Everything proceeded at a good pace. The pistols came out of their hiding places one by one, ending up in a heap on the floor. When there were only a few left, just three or four, I calculated that in five minutes, ten at the most, we’d be done. Then suddenly the calm was broken, making us hold our breaths and freeze in the middle of what we were doing. From outside in the distance came the agitated sounds of the beginning of some new activity.
The man breathed in hard and took a watch out of his pocket.

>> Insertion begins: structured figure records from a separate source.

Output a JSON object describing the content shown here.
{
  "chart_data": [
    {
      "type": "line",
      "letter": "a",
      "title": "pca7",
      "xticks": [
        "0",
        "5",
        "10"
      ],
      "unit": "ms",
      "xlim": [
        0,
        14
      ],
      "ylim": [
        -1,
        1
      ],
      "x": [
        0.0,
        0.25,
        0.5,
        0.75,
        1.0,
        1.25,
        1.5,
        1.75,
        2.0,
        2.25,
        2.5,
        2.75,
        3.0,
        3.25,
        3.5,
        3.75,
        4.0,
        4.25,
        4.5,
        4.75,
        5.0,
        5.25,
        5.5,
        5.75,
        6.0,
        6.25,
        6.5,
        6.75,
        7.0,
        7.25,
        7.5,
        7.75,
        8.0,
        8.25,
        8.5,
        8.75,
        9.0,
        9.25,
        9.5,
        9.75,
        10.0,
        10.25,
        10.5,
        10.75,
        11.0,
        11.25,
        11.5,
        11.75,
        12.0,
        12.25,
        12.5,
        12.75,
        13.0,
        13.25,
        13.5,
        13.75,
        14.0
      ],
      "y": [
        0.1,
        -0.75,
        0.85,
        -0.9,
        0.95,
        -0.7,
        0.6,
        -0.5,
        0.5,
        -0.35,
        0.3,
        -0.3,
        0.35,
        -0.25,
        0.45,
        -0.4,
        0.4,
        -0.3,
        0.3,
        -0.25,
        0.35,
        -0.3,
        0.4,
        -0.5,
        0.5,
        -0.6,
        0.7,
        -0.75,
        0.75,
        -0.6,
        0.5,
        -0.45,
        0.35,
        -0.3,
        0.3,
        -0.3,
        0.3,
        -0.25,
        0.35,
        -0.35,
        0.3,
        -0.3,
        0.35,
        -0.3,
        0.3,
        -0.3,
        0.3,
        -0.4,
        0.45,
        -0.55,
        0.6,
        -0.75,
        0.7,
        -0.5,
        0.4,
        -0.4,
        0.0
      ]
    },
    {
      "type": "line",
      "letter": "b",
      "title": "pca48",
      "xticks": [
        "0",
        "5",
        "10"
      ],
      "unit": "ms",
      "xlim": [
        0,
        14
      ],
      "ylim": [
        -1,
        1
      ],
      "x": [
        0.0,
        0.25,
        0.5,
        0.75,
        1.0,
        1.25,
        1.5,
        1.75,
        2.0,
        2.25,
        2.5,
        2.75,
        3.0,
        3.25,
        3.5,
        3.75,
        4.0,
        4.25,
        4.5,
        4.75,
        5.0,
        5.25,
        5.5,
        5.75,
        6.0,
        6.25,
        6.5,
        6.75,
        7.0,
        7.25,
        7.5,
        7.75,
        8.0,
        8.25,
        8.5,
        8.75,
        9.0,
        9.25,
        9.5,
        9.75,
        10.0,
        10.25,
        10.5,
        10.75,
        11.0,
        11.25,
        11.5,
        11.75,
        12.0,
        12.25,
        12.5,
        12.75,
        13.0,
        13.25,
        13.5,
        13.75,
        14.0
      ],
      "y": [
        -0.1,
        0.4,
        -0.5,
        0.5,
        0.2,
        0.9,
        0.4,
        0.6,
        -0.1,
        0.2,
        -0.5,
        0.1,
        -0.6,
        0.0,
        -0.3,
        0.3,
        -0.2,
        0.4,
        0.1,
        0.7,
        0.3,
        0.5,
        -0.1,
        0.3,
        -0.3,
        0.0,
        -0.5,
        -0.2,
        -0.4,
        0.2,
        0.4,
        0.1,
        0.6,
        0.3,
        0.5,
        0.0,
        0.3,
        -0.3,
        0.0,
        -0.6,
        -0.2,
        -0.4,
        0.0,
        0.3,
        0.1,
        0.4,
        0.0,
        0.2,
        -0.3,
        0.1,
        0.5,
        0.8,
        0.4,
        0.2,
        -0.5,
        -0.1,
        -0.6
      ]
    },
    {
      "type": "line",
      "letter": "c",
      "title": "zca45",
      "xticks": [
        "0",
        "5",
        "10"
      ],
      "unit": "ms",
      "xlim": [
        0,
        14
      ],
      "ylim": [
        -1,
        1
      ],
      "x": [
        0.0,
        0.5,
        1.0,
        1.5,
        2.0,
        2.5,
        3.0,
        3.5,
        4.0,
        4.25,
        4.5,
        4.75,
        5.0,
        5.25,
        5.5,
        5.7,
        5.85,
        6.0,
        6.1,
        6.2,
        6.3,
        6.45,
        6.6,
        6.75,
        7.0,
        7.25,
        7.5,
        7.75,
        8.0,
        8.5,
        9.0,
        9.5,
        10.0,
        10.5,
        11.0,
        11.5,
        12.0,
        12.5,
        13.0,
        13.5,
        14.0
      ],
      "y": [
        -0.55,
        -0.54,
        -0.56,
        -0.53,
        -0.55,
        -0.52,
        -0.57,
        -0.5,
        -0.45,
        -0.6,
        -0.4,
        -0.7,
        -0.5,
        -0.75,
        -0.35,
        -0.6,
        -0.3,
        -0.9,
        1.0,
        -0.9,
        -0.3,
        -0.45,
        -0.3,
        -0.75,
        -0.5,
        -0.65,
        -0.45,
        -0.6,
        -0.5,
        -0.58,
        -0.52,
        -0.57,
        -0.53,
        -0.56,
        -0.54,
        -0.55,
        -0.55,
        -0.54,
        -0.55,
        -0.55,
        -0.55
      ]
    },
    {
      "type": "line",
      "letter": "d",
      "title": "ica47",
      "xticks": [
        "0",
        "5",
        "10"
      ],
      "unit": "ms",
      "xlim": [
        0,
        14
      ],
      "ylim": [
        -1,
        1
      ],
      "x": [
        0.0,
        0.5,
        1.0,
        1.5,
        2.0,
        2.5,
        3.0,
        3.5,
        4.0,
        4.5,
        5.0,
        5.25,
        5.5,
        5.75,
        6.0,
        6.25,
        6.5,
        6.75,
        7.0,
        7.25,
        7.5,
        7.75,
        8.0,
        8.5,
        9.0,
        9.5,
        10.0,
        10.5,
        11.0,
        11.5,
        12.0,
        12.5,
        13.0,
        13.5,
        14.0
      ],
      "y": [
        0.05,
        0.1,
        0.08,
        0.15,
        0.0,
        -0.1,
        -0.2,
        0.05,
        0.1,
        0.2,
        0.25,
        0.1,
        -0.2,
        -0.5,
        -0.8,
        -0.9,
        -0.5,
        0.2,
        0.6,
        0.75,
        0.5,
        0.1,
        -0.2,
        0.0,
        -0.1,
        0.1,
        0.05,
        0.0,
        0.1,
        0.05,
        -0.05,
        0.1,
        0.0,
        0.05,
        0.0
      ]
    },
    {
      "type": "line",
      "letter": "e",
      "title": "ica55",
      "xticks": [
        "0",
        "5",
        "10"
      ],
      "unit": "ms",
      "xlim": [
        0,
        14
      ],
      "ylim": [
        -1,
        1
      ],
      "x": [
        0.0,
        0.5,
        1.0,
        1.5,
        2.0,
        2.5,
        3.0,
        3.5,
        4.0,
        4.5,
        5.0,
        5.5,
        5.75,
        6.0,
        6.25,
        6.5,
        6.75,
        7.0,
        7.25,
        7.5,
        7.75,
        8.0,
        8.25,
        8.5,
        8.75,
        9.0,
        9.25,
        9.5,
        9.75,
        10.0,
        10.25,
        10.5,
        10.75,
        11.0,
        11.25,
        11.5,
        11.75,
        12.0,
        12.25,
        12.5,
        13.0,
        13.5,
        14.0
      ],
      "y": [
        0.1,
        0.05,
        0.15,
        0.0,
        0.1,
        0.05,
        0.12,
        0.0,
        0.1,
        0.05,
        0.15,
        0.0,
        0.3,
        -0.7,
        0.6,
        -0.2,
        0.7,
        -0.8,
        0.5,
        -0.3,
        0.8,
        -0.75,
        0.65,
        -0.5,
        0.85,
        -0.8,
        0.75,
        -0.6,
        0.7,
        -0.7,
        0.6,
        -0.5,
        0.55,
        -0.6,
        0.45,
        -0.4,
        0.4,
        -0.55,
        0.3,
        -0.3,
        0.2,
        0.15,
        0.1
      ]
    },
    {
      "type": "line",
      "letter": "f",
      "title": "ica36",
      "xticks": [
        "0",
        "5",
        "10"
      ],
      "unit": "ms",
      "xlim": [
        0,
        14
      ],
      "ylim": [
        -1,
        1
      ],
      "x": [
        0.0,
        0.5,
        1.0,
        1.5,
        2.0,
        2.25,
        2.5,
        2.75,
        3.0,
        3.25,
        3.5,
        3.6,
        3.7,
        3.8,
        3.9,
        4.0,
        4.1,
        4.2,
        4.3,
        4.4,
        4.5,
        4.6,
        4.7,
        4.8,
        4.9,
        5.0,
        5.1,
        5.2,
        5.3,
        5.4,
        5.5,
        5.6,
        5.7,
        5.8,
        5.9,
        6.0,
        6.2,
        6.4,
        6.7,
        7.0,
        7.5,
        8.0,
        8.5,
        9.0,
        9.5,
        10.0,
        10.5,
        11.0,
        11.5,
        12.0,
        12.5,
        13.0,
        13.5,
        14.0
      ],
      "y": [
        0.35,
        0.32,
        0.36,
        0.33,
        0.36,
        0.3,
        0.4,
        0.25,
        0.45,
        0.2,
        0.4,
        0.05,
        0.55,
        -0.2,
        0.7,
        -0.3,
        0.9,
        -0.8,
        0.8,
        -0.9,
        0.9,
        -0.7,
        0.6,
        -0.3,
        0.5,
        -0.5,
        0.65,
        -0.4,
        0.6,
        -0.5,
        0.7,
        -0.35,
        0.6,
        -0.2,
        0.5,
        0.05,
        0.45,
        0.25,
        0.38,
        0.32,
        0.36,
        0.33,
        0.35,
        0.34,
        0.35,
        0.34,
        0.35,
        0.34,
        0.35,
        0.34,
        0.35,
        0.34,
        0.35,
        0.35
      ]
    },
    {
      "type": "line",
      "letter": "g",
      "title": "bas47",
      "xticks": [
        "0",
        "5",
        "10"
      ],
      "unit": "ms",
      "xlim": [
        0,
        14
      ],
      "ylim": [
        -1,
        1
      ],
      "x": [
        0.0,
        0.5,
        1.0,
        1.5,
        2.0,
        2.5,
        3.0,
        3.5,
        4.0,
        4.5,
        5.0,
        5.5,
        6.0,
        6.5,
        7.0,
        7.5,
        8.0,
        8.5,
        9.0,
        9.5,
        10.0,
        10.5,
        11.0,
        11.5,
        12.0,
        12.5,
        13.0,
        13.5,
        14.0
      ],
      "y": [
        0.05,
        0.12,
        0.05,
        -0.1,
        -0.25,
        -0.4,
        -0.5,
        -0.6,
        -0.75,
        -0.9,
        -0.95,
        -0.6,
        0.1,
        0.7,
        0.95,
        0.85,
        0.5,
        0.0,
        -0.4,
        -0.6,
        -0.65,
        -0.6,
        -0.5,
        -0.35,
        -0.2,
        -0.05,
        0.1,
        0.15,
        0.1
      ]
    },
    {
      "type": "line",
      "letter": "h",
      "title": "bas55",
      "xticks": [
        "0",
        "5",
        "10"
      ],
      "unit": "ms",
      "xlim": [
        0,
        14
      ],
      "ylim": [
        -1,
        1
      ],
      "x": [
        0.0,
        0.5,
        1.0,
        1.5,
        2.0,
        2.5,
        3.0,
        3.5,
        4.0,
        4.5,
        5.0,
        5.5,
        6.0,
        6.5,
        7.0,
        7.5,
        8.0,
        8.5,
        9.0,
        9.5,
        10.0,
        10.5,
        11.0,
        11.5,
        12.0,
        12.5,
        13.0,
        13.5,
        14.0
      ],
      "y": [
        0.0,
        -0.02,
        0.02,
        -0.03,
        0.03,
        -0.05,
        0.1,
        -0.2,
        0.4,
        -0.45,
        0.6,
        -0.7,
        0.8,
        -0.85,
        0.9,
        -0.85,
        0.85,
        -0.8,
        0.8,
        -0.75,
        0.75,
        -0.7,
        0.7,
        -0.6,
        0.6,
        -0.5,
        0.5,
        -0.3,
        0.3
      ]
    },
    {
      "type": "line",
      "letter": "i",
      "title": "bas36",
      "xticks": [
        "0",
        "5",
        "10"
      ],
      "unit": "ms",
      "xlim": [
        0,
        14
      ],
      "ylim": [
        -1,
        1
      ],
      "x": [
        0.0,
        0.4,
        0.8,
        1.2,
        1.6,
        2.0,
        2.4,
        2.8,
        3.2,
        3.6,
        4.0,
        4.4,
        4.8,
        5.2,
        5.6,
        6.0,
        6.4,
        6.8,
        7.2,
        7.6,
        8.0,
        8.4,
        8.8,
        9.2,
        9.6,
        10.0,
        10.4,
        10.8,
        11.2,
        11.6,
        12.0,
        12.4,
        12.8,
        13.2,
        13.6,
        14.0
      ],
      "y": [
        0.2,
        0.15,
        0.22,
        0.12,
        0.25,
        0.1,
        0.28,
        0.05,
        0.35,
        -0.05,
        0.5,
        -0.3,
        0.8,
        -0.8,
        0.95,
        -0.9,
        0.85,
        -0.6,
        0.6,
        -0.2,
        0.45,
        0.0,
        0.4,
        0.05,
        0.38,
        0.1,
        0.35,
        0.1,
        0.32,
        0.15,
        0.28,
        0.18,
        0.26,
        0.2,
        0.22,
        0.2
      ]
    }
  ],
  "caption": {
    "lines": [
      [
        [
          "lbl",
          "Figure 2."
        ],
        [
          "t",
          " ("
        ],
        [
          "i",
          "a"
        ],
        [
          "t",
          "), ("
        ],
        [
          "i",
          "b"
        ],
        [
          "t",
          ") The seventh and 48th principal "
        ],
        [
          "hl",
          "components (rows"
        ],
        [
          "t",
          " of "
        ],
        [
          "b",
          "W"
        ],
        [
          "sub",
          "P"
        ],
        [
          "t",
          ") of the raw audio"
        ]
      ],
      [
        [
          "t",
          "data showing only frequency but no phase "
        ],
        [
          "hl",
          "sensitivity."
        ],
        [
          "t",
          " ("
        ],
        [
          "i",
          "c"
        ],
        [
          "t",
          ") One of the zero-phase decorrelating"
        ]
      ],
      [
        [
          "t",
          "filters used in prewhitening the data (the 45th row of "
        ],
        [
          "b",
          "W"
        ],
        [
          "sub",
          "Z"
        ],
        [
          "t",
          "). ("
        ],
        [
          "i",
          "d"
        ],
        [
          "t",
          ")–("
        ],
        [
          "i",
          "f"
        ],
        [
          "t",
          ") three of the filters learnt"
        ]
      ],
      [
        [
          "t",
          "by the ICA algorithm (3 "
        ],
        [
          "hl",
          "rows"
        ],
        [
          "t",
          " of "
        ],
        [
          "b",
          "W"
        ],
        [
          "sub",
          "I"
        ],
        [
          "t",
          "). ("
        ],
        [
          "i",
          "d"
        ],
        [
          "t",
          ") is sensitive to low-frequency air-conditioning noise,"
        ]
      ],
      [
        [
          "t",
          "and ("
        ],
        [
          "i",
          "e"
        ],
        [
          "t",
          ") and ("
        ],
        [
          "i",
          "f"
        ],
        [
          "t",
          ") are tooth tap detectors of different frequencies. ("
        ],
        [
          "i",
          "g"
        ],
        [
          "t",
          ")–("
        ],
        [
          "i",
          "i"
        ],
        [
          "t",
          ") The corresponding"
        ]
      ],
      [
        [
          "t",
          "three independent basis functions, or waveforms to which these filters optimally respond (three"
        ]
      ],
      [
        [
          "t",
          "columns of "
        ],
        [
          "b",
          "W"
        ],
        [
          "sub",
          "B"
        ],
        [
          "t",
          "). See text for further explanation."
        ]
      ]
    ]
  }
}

“They’re here already, the relief patrol, they’ve come early,” he said. In his cracked voice I could make out distress and anxiety, and the wish not to convey either of those feelings.
“What do we do now?” I whispered.
“Get out as quickly as possible,” he said immediately. “Get dressed, fast.”
“And the pistols that are left?”
“Doesn’t matter. What you’ve got to do now is escape: it won’t be long before the soldiers come in to check that everything’s in order.”
As I wrapped myself in the haik, my hands trembling, he unstrapped a filthy canvas sack from his belt and began shoving the pistols inside.
“Which way do we get out?” I whispered.
“That way,” he said, raising his head and gesturing at the window with his chin. “You jump first, then I’ll throw the pistols and come out myself. But listen carefully: if I’m not able to join you, take the pistols, run with them parallel to the tracks, and leave them next to the first sign you see announcing a stop or a station, and someone will go get them. Don’t look back and don’t wait for me; just run and escape. All right, let’s go—get ready to get up there, put a foot in my hands.”
I looked up at the narrow window. It seemed impossible that we’d fit through it, but I didn’t say anything. I was so afraid that I just did exactly what I was told, blindly trusting the decisions of this anonymous Mason whose name I’d never learned.